Поход «Северянки» - [12]
- Не съест же он тебя! Пожурит, ну, может, взыскание наложит и снова в море пошлет.
- А у меня какое чувство останется?.. Плохо, брат, плохо мое дело…
- Я его опять успокаиваю, а сам думаю: «И я, грешный, на его месте также убивался бы. Совесть скребла бы. Да и боязно- я его понимаю».
Странно это, если разобраться. Несколько часов назад человек в бою смерти не страшился, атаковал, лез в самое пекло, а домой пришел, обмишурился и командующему показаться боится. Но я бы тоже боялся на его месте. И всякий бы у нас боялся. Не наказания, а самой встречи с командующим при таких, можно сказать, прискорбных обстоятельствах.
Зато совсем другое дело, когда все у тебя в порядке. Идешь к командующему, и походка у тебя легкая; докладываешь ему, и голос у тебя твердый, уверенный. И он это чувствует. Человек он требовательный - ему чтобы смелая инициатива была. Морской порядок любит. В требованиях своих строг, но справедлив. И что удивительно: флот ведь большой, а всех на флоте командующий знает! Про каждого все знает! Внимательный к людям. На кораблях часто бывает, в море ходит, и все его на кораблях любят.
Приходилось и мне бывать у него на командном пункте.
Чего сам не видал - товарищи мне рассказывали.

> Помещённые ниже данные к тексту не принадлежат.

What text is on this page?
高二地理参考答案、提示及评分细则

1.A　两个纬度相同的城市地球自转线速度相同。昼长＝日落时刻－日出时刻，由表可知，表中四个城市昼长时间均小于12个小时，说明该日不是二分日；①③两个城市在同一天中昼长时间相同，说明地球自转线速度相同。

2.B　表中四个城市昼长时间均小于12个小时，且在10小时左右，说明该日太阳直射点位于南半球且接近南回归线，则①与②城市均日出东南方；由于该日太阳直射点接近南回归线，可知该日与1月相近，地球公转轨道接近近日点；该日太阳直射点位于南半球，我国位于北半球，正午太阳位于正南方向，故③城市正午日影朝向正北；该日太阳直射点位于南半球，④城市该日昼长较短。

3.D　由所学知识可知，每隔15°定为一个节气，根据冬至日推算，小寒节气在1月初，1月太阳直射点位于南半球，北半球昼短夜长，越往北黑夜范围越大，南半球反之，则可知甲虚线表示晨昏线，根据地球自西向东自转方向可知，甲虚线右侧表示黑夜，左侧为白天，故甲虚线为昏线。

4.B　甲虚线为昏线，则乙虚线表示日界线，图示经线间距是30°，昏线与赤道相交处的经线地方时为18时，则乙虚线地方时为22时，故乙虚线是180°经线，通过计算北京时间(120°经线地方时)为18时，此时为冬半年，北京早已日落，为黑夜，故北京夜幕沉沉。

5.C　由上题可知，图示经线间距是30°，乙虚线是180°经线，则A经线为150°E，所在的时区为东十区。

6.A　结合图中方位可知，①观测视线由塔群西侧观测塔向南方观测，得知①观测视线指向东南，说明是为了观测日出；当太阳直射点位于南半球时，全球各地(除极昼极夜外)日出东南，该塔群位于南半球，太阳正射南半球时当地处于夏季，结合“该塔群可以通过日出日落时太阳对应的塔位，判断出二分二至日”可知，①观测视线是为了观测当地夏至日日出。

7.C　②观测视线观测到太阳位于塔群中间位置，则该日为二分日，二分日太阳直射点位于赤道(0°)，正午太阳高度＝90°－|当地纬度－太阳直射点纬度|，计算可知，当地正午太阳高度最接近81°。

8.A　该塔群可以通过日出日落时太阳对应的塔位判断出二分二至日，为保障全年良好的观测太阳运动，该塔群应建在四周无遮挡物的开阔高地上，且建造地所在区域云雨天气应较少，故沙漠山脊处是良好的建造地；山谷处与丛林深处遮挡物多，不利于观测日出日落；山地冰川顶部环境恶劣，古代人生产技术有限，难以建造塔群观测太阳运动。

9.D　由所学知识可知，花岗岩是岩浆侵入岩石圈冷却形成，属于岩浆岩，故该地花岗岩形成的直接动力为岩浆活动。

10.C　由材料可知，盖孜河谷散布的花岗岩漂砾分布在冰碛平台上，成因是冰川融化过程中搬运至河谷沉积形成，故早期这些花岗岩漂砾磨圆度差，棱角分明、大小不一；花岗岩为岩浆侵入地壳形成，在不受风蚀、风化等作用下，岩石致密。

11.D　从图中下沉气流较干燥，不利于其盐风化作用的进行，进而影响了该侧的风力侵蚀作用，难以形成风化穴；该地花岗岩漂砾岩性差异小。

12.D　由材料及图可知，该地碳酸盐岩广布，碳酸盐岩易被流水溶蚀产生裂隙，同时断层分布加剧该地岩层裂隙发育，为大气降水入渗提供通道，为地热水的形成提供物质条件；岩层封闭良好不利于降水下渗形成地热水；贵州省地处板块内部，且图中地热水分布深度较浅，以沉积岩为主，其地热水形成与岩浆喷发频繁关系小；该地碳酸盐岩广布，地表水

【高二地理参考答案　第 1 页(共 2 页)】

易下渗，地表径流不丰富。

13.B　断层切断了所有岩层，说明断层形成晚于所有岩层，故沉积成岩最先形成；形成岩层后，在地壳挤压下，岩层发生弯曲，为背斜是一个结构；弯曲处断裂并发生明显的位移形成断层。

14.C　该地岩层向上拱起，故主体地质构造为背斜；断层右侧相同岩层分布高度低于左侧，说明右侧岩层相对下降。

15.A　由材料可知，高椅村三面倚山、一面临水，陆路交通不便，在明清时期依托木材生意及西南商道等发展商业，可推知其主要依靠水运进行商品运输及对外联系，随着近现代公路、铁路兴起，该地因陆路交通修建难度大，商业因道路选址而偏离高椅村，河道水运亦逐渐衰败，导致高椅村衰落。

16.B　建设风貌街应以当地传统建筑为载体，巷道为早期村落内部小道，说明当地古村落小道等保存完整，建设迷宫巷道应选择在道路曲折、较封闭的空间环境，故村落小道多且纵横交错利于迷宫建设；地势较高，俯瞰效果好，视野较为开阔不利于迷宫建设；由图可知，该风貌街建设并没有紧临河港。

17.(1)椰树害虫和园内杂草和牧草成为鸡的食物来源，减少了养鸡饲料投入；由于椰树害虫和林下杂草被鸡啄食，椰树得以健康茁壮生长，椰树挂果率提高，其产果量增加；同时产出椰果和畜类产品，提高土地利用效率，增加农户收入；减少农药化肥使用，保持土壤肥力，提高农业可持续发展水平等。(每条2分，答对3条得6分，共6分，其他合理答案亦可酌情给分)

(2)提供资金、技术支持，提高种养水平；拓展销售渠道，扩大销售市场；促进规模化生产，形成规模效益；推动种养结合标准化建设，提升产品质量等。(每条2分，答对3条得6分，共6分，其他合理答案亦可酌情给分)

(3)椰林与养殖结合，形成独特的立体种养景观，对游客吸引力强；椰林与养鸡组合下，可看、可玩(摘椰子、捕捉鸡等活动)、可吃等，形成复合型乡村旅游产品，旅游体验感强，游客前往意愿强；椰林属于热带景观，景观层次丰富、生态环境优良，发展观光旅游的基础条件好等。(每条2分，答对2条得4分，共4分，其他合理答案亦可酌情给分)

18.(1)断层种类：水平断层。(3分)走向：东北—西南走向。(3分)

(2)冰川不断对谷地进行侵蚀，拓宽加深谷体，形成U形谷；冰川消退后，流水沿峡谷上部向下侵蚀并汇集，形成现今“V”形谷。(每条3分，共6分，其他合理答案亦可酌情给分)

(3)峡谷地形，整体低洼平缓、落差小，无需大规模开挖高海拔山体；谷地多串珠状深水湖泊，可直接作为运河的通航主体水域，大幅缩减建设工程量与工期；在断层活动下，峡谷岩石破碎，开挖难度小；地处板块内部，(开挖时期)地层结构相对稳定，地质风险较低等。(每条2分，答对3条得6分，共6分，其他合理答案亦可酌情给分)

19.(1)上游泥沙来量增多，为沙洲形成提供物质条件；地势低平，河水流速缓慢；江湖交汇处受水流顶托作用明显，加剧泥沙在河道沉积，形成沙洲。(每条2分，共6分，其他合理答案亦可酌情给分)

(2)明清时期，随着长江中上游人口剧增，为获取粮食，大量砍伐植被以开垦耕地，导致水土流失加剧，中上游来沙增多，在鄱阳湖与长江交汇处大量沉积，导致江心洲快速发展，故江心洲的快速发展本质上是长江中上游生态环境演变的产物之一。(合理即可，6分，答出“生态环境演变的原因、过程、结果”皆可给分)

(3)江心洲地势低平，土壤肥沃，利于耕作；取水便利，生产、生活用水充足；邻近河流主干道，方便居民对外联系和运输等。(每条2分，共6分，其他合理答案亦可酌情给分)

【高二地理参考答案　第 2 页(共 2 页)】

Есть там, например, в одной из комнат огромный стол, покрытый стеклом. А под стеклом подробнейшая карта полярных морей. И на стекле крохотные макеты всех кораблей нашего Северного флота, всех до одного! Взглянешь на эту карту - и сразу видишь обстановку на театре, где какой корабль находится, куда держит путь, где минные поля, где противник…
Когда началась война, флагманский командный пункт флота перевели в глубокий тоннель в скале. Надо признаться, не любил комфлот там сидеть. Но приходилось. Работа требовала.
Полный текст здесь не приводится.